La symphonie du nouveau monde

À Marseille, Vladimír Vochoc est nommé consul de la jeune Tchécoslovaquie (créée en 1918). Parallèlement, nous suivons le parcours d’une jeune femme tchèque, Bojena, entre Strasbourg, Marseille et la campagne corrézienne, durant l’occupation nazie, à la recherche d’un moyen de rejoindre les États-Unis. Les destins de ces deux personnages confrontés à cette époque troublée vont se croiser, et illustrent chacun à leur manière la quête d’un Nouveau Monde, thème de la symphonie d’Anton Dvorak qui donne son titre à ce roman.

Auteur : Hornakova-Civade, Lenka

Éditeur : Alma

L’avis de Claire L.

Ce roman est singulier par son ton et par le biais qu’il prend pour aborder la période de la deuxième guerre mondiale. A part dans l’excellent HHHH de Laurent Binet, il est rare d’entendre parler de la Tchécoslovaquie. Mais ici, l’autrice a l’art de rendre la lecture assez légère par le choix d’un personnage historique assez décalé, consul à Marseille d’un pays qui, rapidement, n’existe plus ! La construction non linéaire et entrecroisant deux destins est très réussie. Les dialogues entre le consul et sa ‘chériechérie’ m’ont souvent étonnée. La poupée de la fille de Bojena aussi…
Un livre intéressant d’une autrice née en République thèque, qui écrit en français et sait nous captiver.

L’avis de Véronique A.

Un très beau roman sur la transmission et le désir de liberté.

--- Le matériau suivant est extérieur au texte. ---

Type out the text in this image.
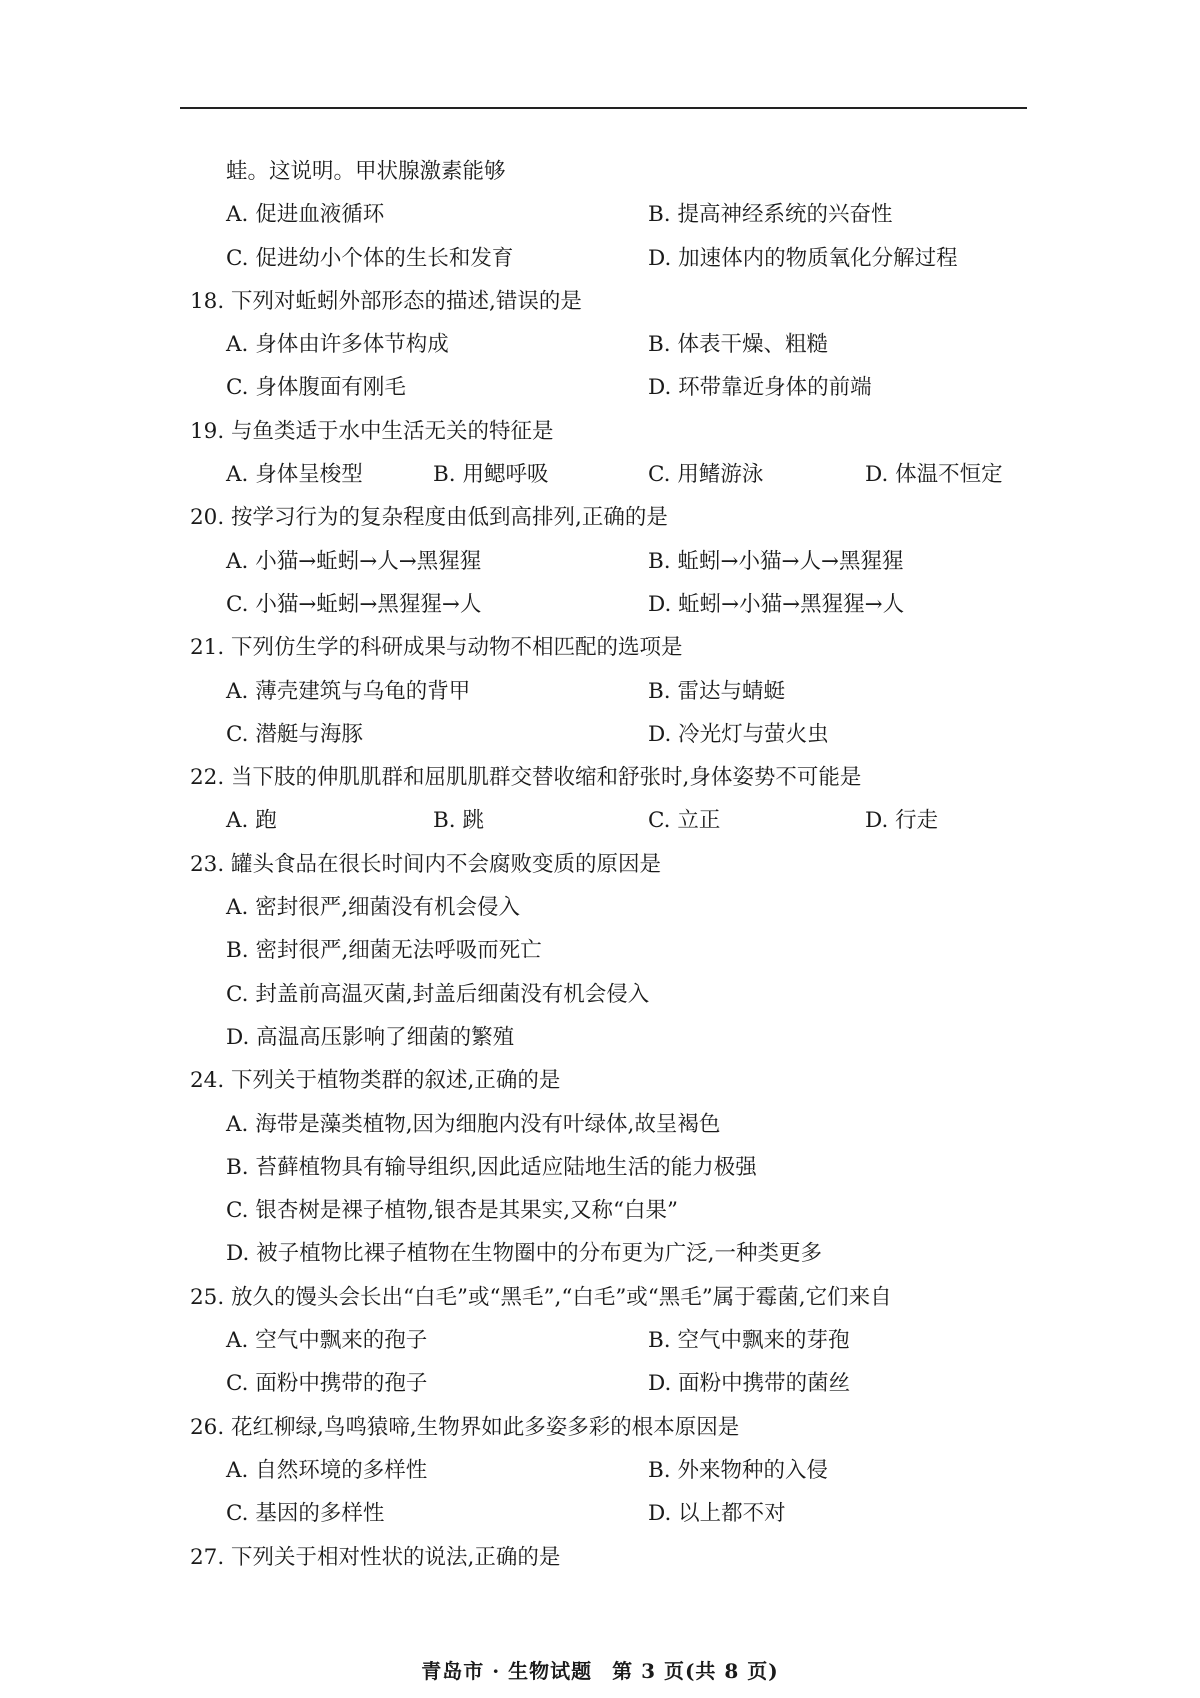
蛙。这说明。甲状腺激素能够
A. 促进血液循环	B. 提高神经系统的兴奋性
C. 促进幼小个体的生长和发育	D. 加速体内的物质氧化分解过程
18. 下列对蚯蚓外部形态的描述,错误的是
A. 身体由许多体节构成	B. 体表干燥、粗糙
C. 身体腹面有刚毛	D. 环带靠近身体的前端
19. 与鱼类适于水中生活无关的特征是
A. 身体呈梭型	B. 用鳃呼吸	C. 用鳍游泳	D. 体温不恒定
20. 按学习行为的复杂程度由低到高排列,正确的是
A. 小猫→蚯蚓→人→黑猩猩	B. 蚯蚓→小猫→人→黑猩猩
C. 小猫→蚯蚓→黑猩猩→人	D. 蚯蚓→小猫→黑猩猩→人
21. 下列仿生学的科研成果与动物不相匹配的选项是
A. 薄壳建筑与乌龟的背甲	B. 雷达与蜻蜓
C. 潜艇与海豚	D. 冷光灯与萤火虫
22. 当下肢的伸肌肌群和屈肌肌群交替收缩和舒张时,身体姿势不可能是
A. 跑	B. 跳	C. 立正	D. 行走
23. 罐头食品在很长时间内不会腐败变质的原因是
A. 密封很严,细菌没有机会侵入
B. 密封很严,细菌无法呼吸而死亡
C. 封盖前高温灭菌,封盖后细菌没有机会侵入
D. 高温高压影响了细菌的繁殖
24. 下列关于植物类群的叙述,正确的是
A. 海带是藻类植物,因为细胞内没有叶绿体,故呈褐色
B. 苔藓植物具有输导组织,因此适应陆地生活的能力极强
C. 银杏树是裸子植物,银杏是其果实,又称“白果”
D. 被子植物比裸子植物在生物圈中的分布更为广泛,一种类更多
25. 放久的馒头会长出“白毛”或“黑毛”,“白毛”或“黑毛”属于霉菌,它们来自
A. 空气中飘来的孢子	B. 空气中飘来的芽孢
C. 面粉中携带的孢子	D. 面粉中携带的菌丝
26. 花红柳绿,鸟鸣猿啼,生物界如此多姿多彩的根本原因是
A. 自然环境的多样性	B. 外来物种的入侵
C. 基因的多样性	D. 以上都不对
27. 下列关于相对性状的说法,正确的是
青岛市 · 生物试题 第 3 页(共 8 页)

L’auteur nous fait passer d’une époque à une autre sans jamais nous perdre, les deux personnages principaux sont très attachants (notons que Vladimír a vraiment existé), l’écriture est dynamique et les dialogues savoureux. Le parti pris narratif (faire raconter le parcours de ce duo par la poupée de chiffon de la fille adoptive de Bojena) apporte une touche de poésie et d’émotion . Un beau moment de lecture, et l’occasion d’en savoir plus sur l’histoire mouvementée de la Tchécoslovaquie…

L’avis de Gérard C.

Bien que se situant entre 1938, avec la montée du nazisme, et 2002, ce récit n’est pas linéaire : la 1ère scène décrit Vochoc face à un tribunal populaire en 1952, la 2ème raconte Bojena face à sa fille et à son gendre en 2002. Des allers retours entre plusieurs périodes donnent le sentiment du chaos que vivent et ce consul, personnage réel, ayant reçu le titre de « Juste » à titre posthume, et cette famille composée de Bojena, son mari et de sa fille Josefa, bébé volé à une émigrante juive morte en couche, et sa poupée de chiffon. C’est un livre émouvant, drôle parfois, poétique, qui décrit parfaitement le tumulte d’une époque et l’engagement de certains face à l’inhumanité.

L’avis de Béatrice M.

Ce roman est superbement émouvant et Lenka Hornakova-Civade donne à Vladimir l’élégance des êtres d’exception que l’on ne peut qu’admirer : un Juste.
Pourquoi ce titre ? La destinée de deux tchèques, en quête de nouveau monde, chacun à leur façon et qui vont se croiser dans les tourments de la seconde guerre mondiale.
Alors, faut-il le lire ? Oh que oui, car Vladimir Vochoc le mérite.